Anyone know of any good rat play pens? Either one to buy or make. The rabbit/guinea pig play pens, my girls just climb right out of. Tried doing the cardboard boxes, they chew right threw it. I used to let them run on my bed, but they figured out how to get down, and they will just jump right off of the couch. Letting 4 free range at the same time can be difficult sometimes when they all want to go different ways. I hate having them free range at different times, because the ones that are in the cage just give you that stare. So does anyone have any good ideas for play pens?


----------



## smesyna (Nov 22, 2010)

It's expensive, but martins playpens are great and have a locking lid, I don't think you can fit with them with the lid shut though.

Other option is hardboard, I'd do 3ft high, and about 4 ft wide. Most can't jump that high, and you can sit in with them.
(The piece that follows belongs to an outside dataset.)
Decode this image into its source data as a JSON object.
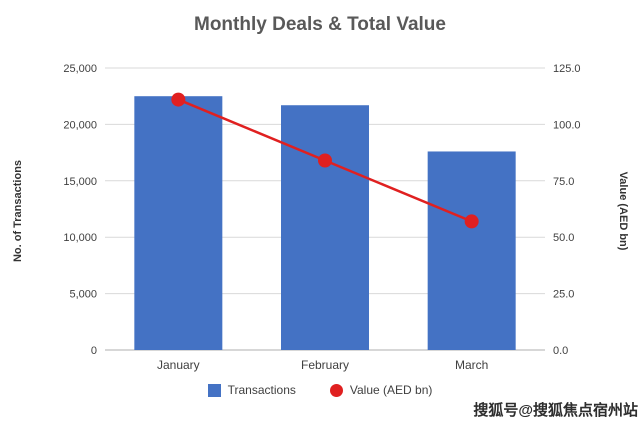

You just make a slit 2 inches in half it's height, so for a 3ft one, 18in. They then just fit together, and come apart easily for storage.

If you don't understand what I mean I'll try to find the squidoo tutorial.


----------



## braggalot01 (Feb 26, 2011)

I looked up a tutorial and that seems like it could definitely work! I'm not very handy, so I might have to ask home depot to cut it for me (if they do that). We will see. This is the link where I found how to do it. http://www.squidoo.com/RatPen They said to do 2 foot high walls, Im thinking at least 2 1/2-3 foot walls. My girls are very athletic, and can jump pretty high up.


----------



## smesyna (Nov 22, 2010)

Yes that's why I suggested three. I made mine 2ft but it wasn't tall enough they'd get right out.

Also, it depends on the person but they should do the slits for you, at the very least they will cut the boards to side which is the harder part.


----------



## Kinsey (Jun 14, 2009)

The way smes suggested is great.

I let mine run around on my bed with me. I usually just put down an old blanket so the males don't get pee everywhere when they mark..Rose pees too but no marking.


----------